Beaucoup de femmes hésitent au moment de reprendre le sport, avec cette crainte en arrière-plan : et si la douleur revenait ?
Parce qu’il y a eu une tendinite qui a traîné, un dos devenu plus sensible, un genou qui n’a jamais complètement été oublié… et surtout cette inquiétude persistante : et si la douleur revenait dès que je recommence ?
À la ménopause, les blessures peuvent sembler plus longues à passer, plus difficiles à comprendre, et parfois décourageantes. On fait ce qu’il faut, on suit la rééducation, les examens sont rassurants… et pourtant, les sensations ne disparaissent pas toujours comme on l’espérait. On se retrouve alors coincée entre l’envie de bouger à nouveau et la peur de raviver quelque chose.
Reprendre le sport après des blessures à la ménopause ne se résume pourtant pas à renforcer un muscle ou à soigner un tendon. Le corps change, le terrain évolue, et le système nerveux prend une place bien plus importante qu’on ne l’imagine. Comprendre ces mécanismes permet d’aborder la reprise différemment, avec plus de cohérence et moins de tension.
Dans cet article, je vous propose de voir comment reprendre le sport à la ménopause après des blessures, sans minimiser la douleur, sans la dramatiser non plus, et en tenant compte à la fois de ce que vit le corps… et de ce que perçoit le cerveau.
À la ménopause, beaucoup de femmes finissent par avoir l’impression que leur corps est devenu fragile. Qu’il faut faire attention à tout. Qu’une douleur qui traîne est forcément le signe que quelque chose est encore abîmé. Et pourtant, ce n’est pas toujours le cas.
Une douleur persistante ne signifie pas forcément qu’un muscle, un tendon ou une articulation est encore lésé.
Très souvent, le corps a bien fait son travail de réparation.
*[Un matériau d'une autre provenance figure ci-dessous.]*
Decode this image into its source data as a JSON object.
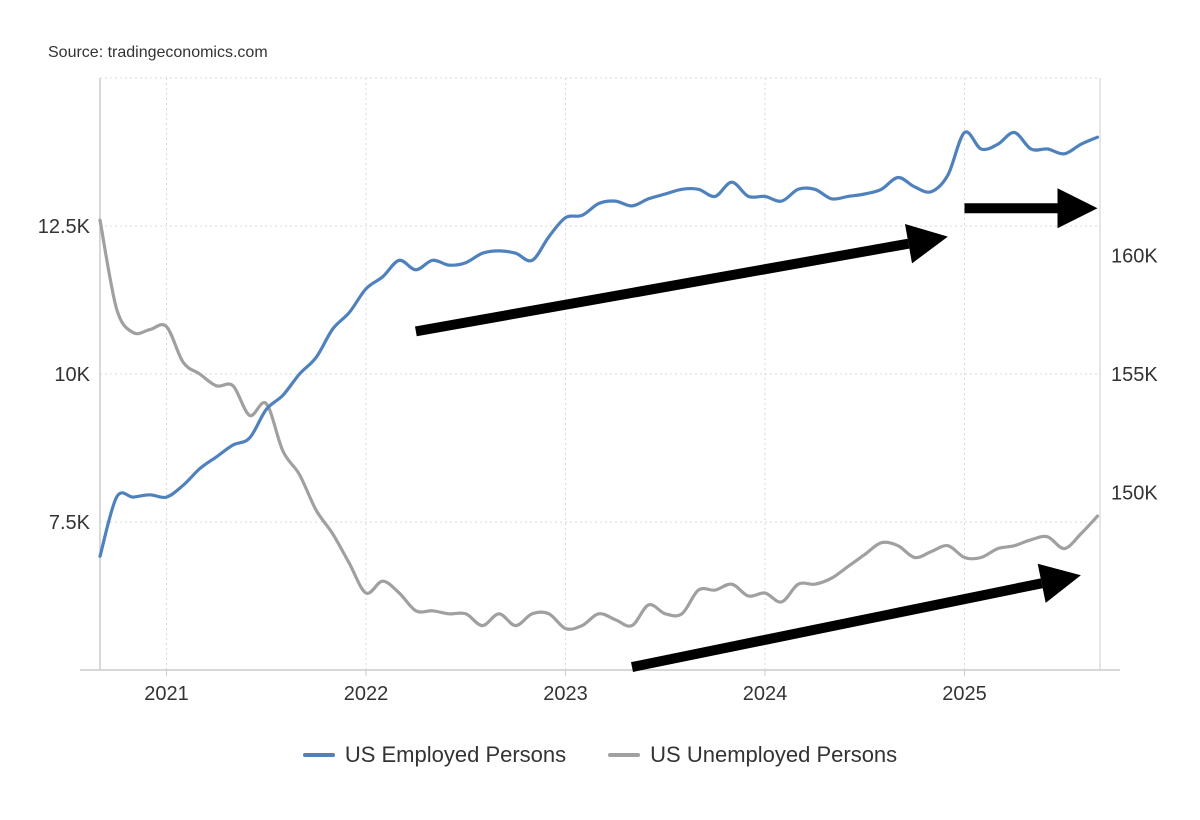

Mais le contexte dans lequel il évolue a changé, et cela influence fortement la façon dont les sensations sont perçues.
C’est une situation très fréquente : vous avez suivi une rééducation, consulté, parfois passé des examens, et on vous dit que tout est rentré dans l’ordre. Sur le plan mécanique, la blessure est soignée. Pourtant, la douleur est toujours là, ou revient régulièrement.
Ce décalage est souvent source de doute et d’incompréhension. On se demande si le corps est réellement réparé, s’il ne faudrait pas faire encore plus attention, ou au contraire s’il ne faut pas simplement accepter d’avoir mal.
À la ménopause, ce type de situation est courant, car les capacités de récupération et d’adaptation du corps évoluent. Le corps peut mettre plus de temps à retrouver un équilibre confortable, même lorsque les tissus sont guéris. Cela ne signifie pas qu’il ne sait plus guérir, mais qu’il réagit différemment qu’avant.
À cette période de la vie, le terrain interne change. Les fluctuations hormonales influencent la récupération, la tolérance à l’effort et la façon dont le corps gère l’inflammation au quotidien.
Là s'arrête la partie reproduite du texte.